The Chargers signed Sony Michel
Michel was cut by the Dolphins at the end of training camp, but it unsurprisingly didn't take him long to find a new job. The question is, is Michel signing with the Chargers to be the primary backup/complement to Austin Ekeler? That's my assumption, ahead of someone like Joshua Kelley, who doesn't really have any experience as a lead back. Michel does, and he was actually pretty solid in filling in for the Rams last season, averaging 101 total yards with three touchdowns over the final six games of the season. Michel will have RB3/4 appeal with Ekeler healthy, but he could be a top-12 guy in this option if Ekeler were to miss time. Put him on your late-round draft board.

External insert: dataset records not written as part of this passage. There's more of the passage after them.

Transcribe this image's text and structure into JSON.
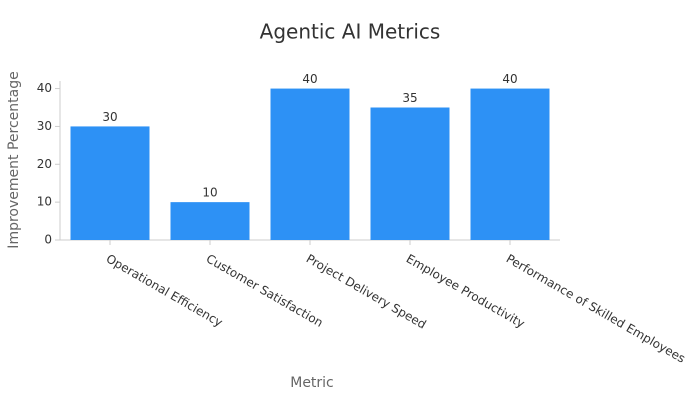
{
  "chart_data": {
    "type": "bar",
    "title": "Agentic AI Metrics",
    "x_label": "Metric",
    "y_label": "Improvement Percentage",
    "categories": [
      "Operational Efficiency",
      "Customer Satisfaction",
      "Project Delivery Speed",
      "Employee Productivity",
      "Performance of Skilled Employees"
    ],
    "values": [
      30,
      10,
      40,
      35,
      40
    ],
    "color": "#2d91f5",
    "ylim": [
      0,
      42
    ],
    "yticks": [
      0,
      10,
      20,
      30,
      40
    ],
    "grid": false
  }
}
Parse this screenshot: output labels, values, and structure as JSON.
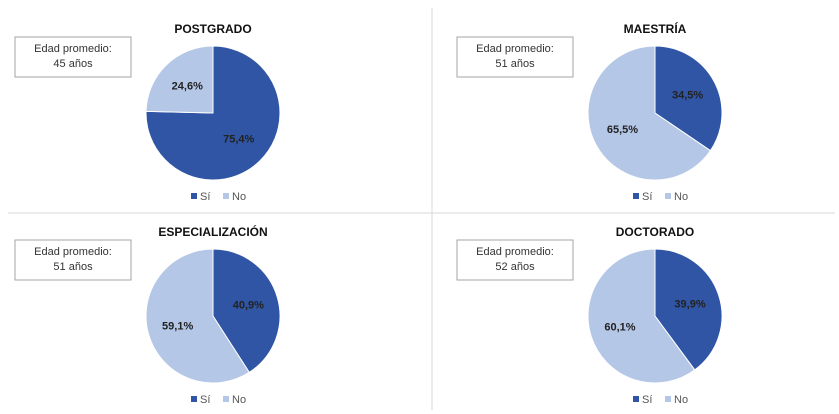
{
  "chart_data": [
    {
      "type": "pie",
      "title": "POSTGRADO",
      "annotation": [
        "Edad promedio:",
        "45 años"
      ],
      "categories": [
        "Sí",
        "No"
      ],
      "values": [
        75.4,
        24.6
      ],
      "value_labels": [
        "75,4%",
        "24,6%"
      ],
      "colors": [
        "#2f55a4",
        "#b4c7e7"
      ],
      "legend": "bottom"
    },
    {
      "type": "pie",
      "title": "MAESTRÍA",
      "annotation": [
        "Edad promedio:",
        "51 años"
      ],
      "categories": [
        "Sí",
        "No"
      ],
      "values": [
        34.5,
        65.5
      ],
      "value_labels": [
        "34,5%",
        "65,5%"
      ],
      "colors": [
        "#2f55a4",
        "#b4c7e7"
      ],
      "legend": "bottom"
    },
    {
      "type": "pie",
      "title": "ESPECIALIZACIÓN",
      "annotation": [
        "Edad promedio:",
        "51 años"
      ],
      "categories": [
        "Sí",
        "No"
      ],
      "values": [
        40.9,
        59.1
      ],
      "value_labels": [
        "40,9%",
        "59,1%"
      ],
      "colors": [
        "#2f55a4",
        "#b4c7e7"
      ],
      "legend": "bottom"
    },
    {
      "type": "pie",
      "title": "DOCTORADO",
      "annotation": [
        "Edad promedio:",
        "52 años"
      ],
      "categories": [
        "Sí",
        "No"
      ],
      "values": [
        39.9,
        60.1
      ],
      "value_labels": [
        "39,9%",
        "60,1%"
      ],
      "colors": [
        "#2f55a4",
        "#b4c7e7"
      ],
      "legend": "bottom"
    }
  ]
}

Kadarius Toney was back at practice Wednesday
Toney was running routes and looked like he was at full speed in individual drills, which is a great sign – though, as Dan Duggan of The Athletic noted, "the challenge is keeping him that way for the next 10 days." Toney has a bunch of upside if he can just manage to stay healthy, but he played just 10 games as a rookie and has dealt with injuries during the offseason, too. He's going undrafted in more than half of CBS Fantasy leagues right now, and he's one of my favorite late-round picks right now.
The 49ers waived Trey Sermon
Well, I just named Sermon as a sleeper yesterday, so that's embarrassing. He's expected to re-sign with the 49ers practice squad, so there could still be room for him if there is an injury, but it's not a great sign that he was the guy the team opted to let go through waivers. I do think it makes Tyrion Davis-Price and Jordan Mason intriguing late-round fliers in deeper leagues, too, instead of Sermon.
Jalen Reagor was traded to the Vikings
Reagor ends up joining the guy the Eagles passed up to take Reagor, but it's not clear he's going to have much of a role. The Vikings like K.J. Osborn as their No. 3 wide receiver, so Reagor is probably there to provide some depth after Bisi Johnson suffered a torn ACL. But, hey, if you're in a deep league, add Reagor to the taxi squad and keep an eye out to see if he has a role in what we expect to be a much more pass-happy Vikings offense.